Gambrel Roof Angle Calculator: Degrees and Pitch Reference
Enter the lower pitch and get the matching upper pitch (half-circle method) plus X:12 equivalents.
Common Angle Pairs
| Lower | Upper | Lower X:12 | Upper X:12 | Use Case |
|---|---|---|---|---|
| 45° | 0° | 12:12 | 0:12 | Flat upper, not a true gambrel |
| 55° | 10° | 17:12 | 2:12 | Shallow gambrel, low-snow regions |
| 60° | 15° | 21:12 | 3:12 | Traditional barn standard |
| 65° | 20° | 26:12 | 4:12 | Common residential gambrel |
| 67.5° | 22.5° | 29:12 | 5:12 | Maximum usable floor area |
| 70° | 25° | 33:12 | 6:12 | Snow country gambrel |
| 75° | 30° | 45:12 | 7:12 | Maximum practical lower pitch |
The 45° Relationship Proven
Inscribe a triangle inside a semicircle where one side is the diameter. The angle opposite the diameter is always 90° (Thales' theorem). In the half-circle gambrel, the wall-plate-to-wall-plate diameter is the building width; the two rafters meeting at the knuckle are the other two sides. Because the knuckle angle is 90° and the two rafter angles must sum with it to 180°, the lower rafter angle and the upper rafter angle differ by exactly 45°, half of 90°.
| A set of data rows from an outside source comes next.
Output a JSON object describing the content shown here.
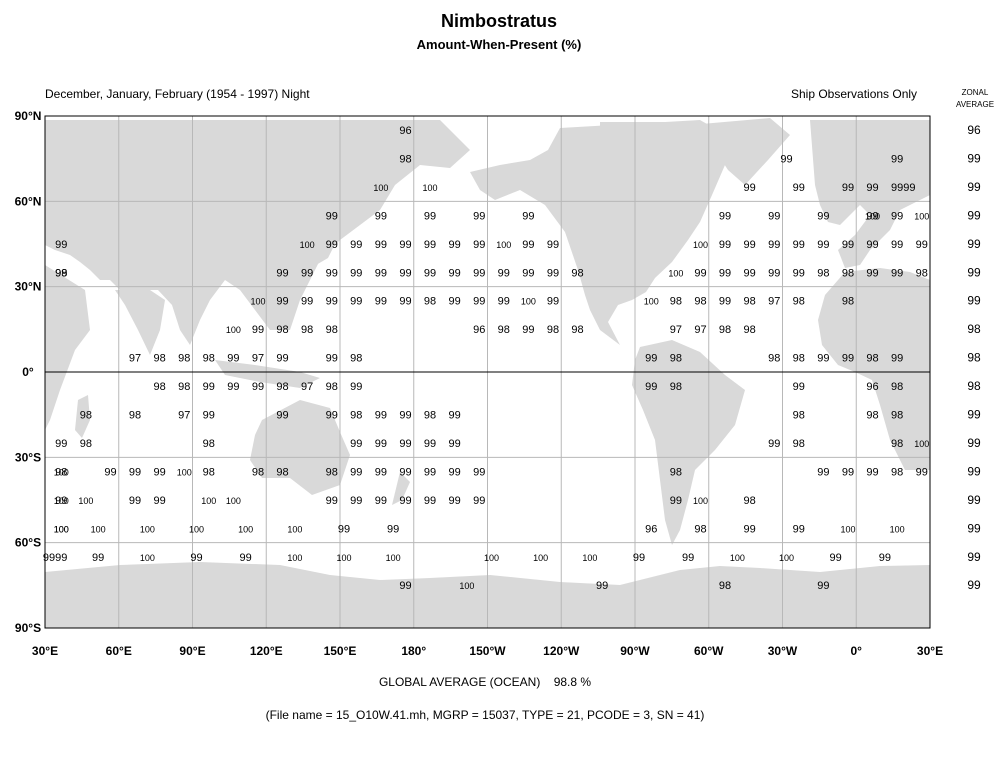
{
  "title": "Nimbostratus",
  "subtitle": "Amount-When-Present (%)",
  "left_header": "December, January, February (1954 - 1997) Night",
  "right_header": "Ship Observations Only",
  "zonal_header": [
    "ZONAL",
    "AVERAGE"
  ],
  "lat_labels": [
    "90°N",
    "60°N",
    "30°N",
    "0°",
    "30°S",
    "60°S",
    "90°S"
  ],
  "lon_labels": [
    "30°E",
    "60°E",
    "90°E",
    "120°E",
    "150°E",
    "180°",
    "150°W",
    "120°W",
    "90°W",
    "60°W",
    "30°W",
    "0°",
    "30°E"
  ],
  "zonal_average": [
    "96",
    "99",
    "99",
    "99",
    "99",
    "99",
    "99",
    "98",
    "98",
    "98",
    "99",
    "99",
    "99",
    "99",
    "99",
    "99",
    "99"
  ],
  "global_average_label": "GLOBAL AVERAGE (OCEAN)",
  "global_average_value": "98.8 %",
  "footer": "(File name = 15_O10W.41.mh, MGRP = 15037, TYPE = 21, PCODE = 3, SN = 41)",
  "colors": {
    "land": "#d9d9d9",
    "grid": "#b8b8b8",
    "frame": "#000000",
    "background": "#ffffff"
  },
  "cells": [
    [
      0,
      175,
      "96"
    ],
    [
      1,
      15,
      "99"
    ],
    [
      1,
      175,
      "98"
    ],
    [
      1,
      330,
      "99"
    ],
    [
      2,
      5,
      "99"
    ],
    [
      2,
      20,
      "99"
    ],
    [
      2,
      165,
      "100"
    ],
    [
      2,
      185,
      "100"
    ],
    [
      2,
      315,
      "99"
    ],
    [
      2,
      335,
      "99"
    ],
    [
      2,
      355,
      "99"
    ],
    [
      2,
      15,
      "99"
    ],
    [
      3,
      5,
      "100"
    ],
    [
      3,
      145,
      "99"
    ],
    [
      3,
      165,
      "99"
    ],
    [
      3,
      185,
      "99"
    ],
    [
      3,
      205,
      "99"
    ],
    [
      3,
      225,
      "99"
    ],
    [
      3,
      305,
      "99"
    ],
    [
      3,
      325,
      "99"
    ],
    [
      3,
      345,
      "99"
    ],
    [
      3,
      5,
      "99"
    ],
    [
      3,
      15,
      "99"
    ],
    [
      3,
      25,
      "100"
    ],
    [
      4,
      35,
      "99"
    ],
    [
      4,
      135,
      "100"
    ],
    [
      4,
      145,
      "99"
    ],
    [
      4,
      155,
      "99"
    ],
    [
      4,
      165,
      "99"
    ],
    [
      4,
      175,
      "99"
    ],
    [
      4,
      185,
      "99"
    ],
    [
      4,
      195,
      "99"
    ],
    [
      4,
      205,
      "99"
    ],
    [
      4,
      215,
      "100"
    ],
    [
      4,
      225,
      "99"
    ],
    [
      4,
      235,
      "99"
    ],
    [
      4,
      295,
      "100"
    ],
    [
      4,
      305,
      "99"
    ],
    [
      4,
      315,
      "99"
    ],
    [
      4,
      325,
      "99"
    ],
    [
      4,
      335,
      "99"
    ],
    [
      4,
      345,
      "99"
    ],
    [
      4,
      355,
      "99"
    ],
    [
      4,
      5,
      "99"
    ],
    [
      4,
      15,
      "99"
    ],
    [
      4,
      25,
      "99"
    ],
    [
      5,
      35,
      "99"
    ],
    [
      5,
      125,
      "99"
    ],
    [
      5,
      135,
      "99"
    ],
    [
      5,
      145,
      "99"
    ],
    [
      5,
      155,
      "99"
    ],
    [
      5,
      165,
      "99"
    ],
    [
      5,
      175,
      "99"
    ],
    [
      5,
      185,
      "99"
    ],
    [
      5,
      195,
      "99"
    ],
    [
      5,
      205,
      "99"
    ],
    [
      5,
      215,
      "99"
    ],
    [
      5,
      225,
      "99"
    ],
    [
      5,
      235,
      "99"
    ],
    [
      5,
      245,
      "98"
    ],
    [
      5,
      285,
      "100"
    ],
    [
      5,
      295,
      "99"
    ],
    [
      5,
      305,
      "99"
    ],
    [
      5,
      315,
      "99"
    ],
    [
      5,
      325,
      "99"
    ],
    [
      5,
      335,
      "99"
    ],
    [
      5,
      345,
      "98"
    ],
    [
      5,
      355,
      "98"
    ],
    [
      5,
      5,
      "99"
    ],
    [
      5,
      15,
      "99"
    ],
    [
      5,
      25,
      "98"
    ],
    [
      5,
      35,
      "98"
    ],
    [
      6,
      115,
      "100"
    ],
    [
      6,
      125,
      "99"
    ],
    [
      6,
      135,
      "99"
    ],
    [
      6,
      145,
      "99"
    ],
    [
      6,
      155,
      "99"
    ],
    [
      6,
      165,
      "99"
    ],
    [
      6,
      175,
      "99"
    ],
    [
      6,
      185,
      "98"
    ],
    [
      6,
      195,
      "99"
    ],
    [
      6,
      205,
      "99"
    ],
    [
      6,
      215,
      "99"
    ],
    [
      6,
      225,
      "100"
    ],
    [
      6,
      235,
      "99"
    ],
    [
      6,
      275,
      "100"
    ],
    [
      6,
      285,
      "98"
    ],
    [
      6,
      295,
      "98"
    ],
    [
      6,
      305,
      "99"
    ],
    [
      6,
      315,
      "98"
    ],
    [
      6,
      325,
      "97"
    ],
    [
      6,
      335,
      "98"
    ],
    [
      6,
      355,
      "98"
    ],
    [
      7,
      105,
      "100"
    ],
    [
      7,
      115,
      "99"
    ],
    [
      7,
      125,
      "98"
    ],
    [
      7,
      135,
      "98"
    ],
    [
      7,
      145,
      "98"
    ],
    [
      7,
      205,
      "96"
    ],
    [
      7,
      215,
      "98"
    ],
    [
      7,
      225,
      "99"
    ],
    [
      7,
      235,
      "98"
    ],
    [
      7,
      245,
      "98"
    ],
    [
      7,
      285,
      "97"
    ],
    [
      7,
      295,
      "97"
    ],
    [
      7,
      305,
      "98"
    ],
    [
      7,
      315,
      "98"
    ],
    [
      8,
      65,
      "97"
    ],
    [
      8,
      75,
      "98"
    ],
    [
      8,
      85,
      "98"
    ],
    [
      8,
      95,
      "98"
    ],
    [
      8,
      105,
      "99"
    ],
    [
      8,
      115,
      "97"
    ],
    [
      8,
      125,
      "99"
    ],
    [
      8,
      145,
      "99"
    ],
    [
      8,
      155,
      "98"
    ],
    [
      8,
      275,
      "99"
    ],
    [
      8,
      285,
      "98"
    ],
    [
      8,
      325,
      "98"
    ],
    [
      8,
      335,
      "98"
    ],
    [
      8,
      345,
      "99"
    ],
    [
      8,
      355,
      "99"
    ],
    [
      8,
      5,
      "98"
    ],
    [
      8,
      15,
      "99"
    ],
    [
      9,
      75,
      "98"
    ],
    [
      9,
      85,
      "98"
    ],
    [
      9,
      95,
      "99"
    ],
    [
      9,
      105,
      "99"
    ],
    [
      9,
      115,
      "99"
    ],
    [
      9,
      125,
      "98"
    ],
    [
      9,
      135,
      "97"
    ],
    [
      9,
      145,
      "98"
    ],
    [
      9,
      155,
      "99"
    ],
    [
      9,
      275,
      "99"
    ],
    [
      9,
      285,
      "98"
    ],
    [
      9,
      335,
      "99"
    ],
    [
      9,
      5,
      "96"
    ],
    [
      9,
      15,
      "98"
    ],
    [
      10,
      45,
      "98"
    ],
    [
      10,
      65,
      "98"
    ],
    [
      10,
      85,
      "97"
    ],
    [
      10,
      95,
      "99"
    ],
    [
      10,
      125,
      "99"
    ],
    [
      10,
      145,
      "99"
    ],
    [
      10,
      155,
      "98"
    ],
    [
      10,
      165,
      "99"
    ],
    [
      10,
      175,
      "99"
    ],
    [
      10,
      185,
      "98"
    ],
    [
      10,
      195,
      "99"
    ],
    [
      10,
      335,
      "98"
    ],
    [
      10,
      5,
      "98"
    ],
    [
      10,
      15,
      "98"
    ],
    [
      11,
      35,
      "99"
    ],
    [
      11,
      45,
      "98"
    ],
    [
      11,
      95,
      "98"
    ],
    [
      11,
      155,
      "99"
    ],
    [
      11,
      165,
      "99"
    ],
    [
      11,
      175,
      "99"
    ],
    [
      11,
      185,
      "99"
    ],
    [
      11,
      195,
      "99"
    ],
    [
      11,
      325,
      "99"
    ],
    [
      11,
      335,
      "98"
    ],
    [
      11,
      15,
      "98"
    ],
    [
      11,
      25,
      "100"
    ],
    [
      12,
      35,
      "100"
    ],
    [
      12,
      55,
      "99"
    ],
    [
      12,
      65,
      "99"
    ],
    [
      12,
      75,
      "99"
    ],
    [
      12,
      85,
      "100"
    ],
    [
      12,
      95,
      "98"
    ],
    [
      12,
      115,
      "98"
    ],
    [
      12,
      125,
      "98"
    ],
    [
      12,
      145,
      "98"
    ],
    [
      12,
      155,
      "99"
    ],
    [
      12,
      165,
      "99"
    ],
    [
      12,
      175,
      "99"
    ],
    [
      12,
      185,
      "99"
    ],
    [
      12,
      195,
      "99"
    ],
    [
      12,
      205,
      "99"
    ],
    [
      12,
      285,
      "98"
    ],
    [
      12,
      345,
      "99"
    ],
    [
      12,
      355,
      "99"
    ],
    [
      12,
      5,
      "99"
    ],
    [
      12,
      15,
      "98"
    ],
    [
      12,
      25,
      "99"
    ],
    [
      12,
      35,
      "98"
    ],
    [
      13,
      35,
      "100"
    ],
    [
      13,
      45,
      "100"
    ],
    [
      13,
      65,
      "99"
    ],
    [
      13,
      75,
      "99"
    ],
    [
      13,
      95,
      "100"
    ],
    [
      13,
      105,
      "100"
    ],
    [
      13,
      145,
      "99"
    ],
    [
      13,
      155,
      "99"
    ],
    [
      13,
      165,
      "99"
    ],
    [
      13,
      175,
      "99"
    ],
    [
      13,
      185,
      "99"
    ],
    [
      13,
      195,
      "99"
    ],
    [
      13,
      205,
      "99"
    ],
    [
      13,
      285,
      "99"
    ],
    [
      13,
      295,
      "100"
    ],
    [
      13,
      315,
      "98"
    ],
    [
      13,
      35,
      "99"
    ],
    [
      14,
      35,
      "100"
    ],
    [
      14,
      50,
      "100"
    ],
    [
      14,
      70,
      "100"
    ],
    [
      14,
      90,
      "100"
    ],
    [
      14,
      110,
      "100"
    ],
    [
      14,
      130,
      "100"
    ],
    [
      14,
      150,
      "99"
    ],
    [
      14,
      170,
      "99"
    ],
    [
      14,
      275,
      "96"
    ],
    [
      14,
      295,
      "98"
    ],
    [
      14,
      315,
      "99"
    ],
    [
      14,
      335,
      "99"
    ],
    [
      14,
      355,
      "100"
    ],
    [
      14,
      15,
      "100"
    ],
    [
      14,
      35,
      "100"
    ],
    [
      15,
      35,
      "99"
    ],
    [
      15,
      50,
      "99"
    ],
    [
      15,
      70,
      "100"
    ],
    [
      15,
      90,
      "99"
    ],
    [
      15,
      110,
      "99"
    ],
    [
      15,
      130,
      "100"
    ],
    [
      15,
      150,
      "100"
    ],
    [
      15,
      170,
      "100"
    ],
    [
      15,
      210,
      "100"
    ],
    [
      15,
      230,
      "100"
    ],
    [
      15,
      250,
      "100"
    ],
    [
      15,
      270,
      "99"
    ],
    [
      15,
      290,
      "99"
    ],
    [
      15,
      310,
      "100"
    ],
    [
      15,
      330,
      "100"
    ],
    [
      15,
      350,
      "99"
    ],
    [
      15,
      10,
      "99"
    ],
    [
      15,
      30,
      "99"
    ],
    [
      16,
      175,
      "99"
    ],
    [
      16,
      200,
      "100"
    ],
    [
      16,
      255,
      "99"
    ],
    [
      16,
      305,
      "98"
    ],
    [
      16,
      345,
      "99"
    ]
  ]
}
When to Break the 45° Rule
Break the rule when a specific second-floor headroom target requires it. Example: an 8 ft ceiling at 12 ft inside width drives the knuckle to a particular height that may not match any 45° pair. Switch to the two-pitch method, set the lower pitch from headroom, and pick an upper pitch that gives an acceptable total roof height.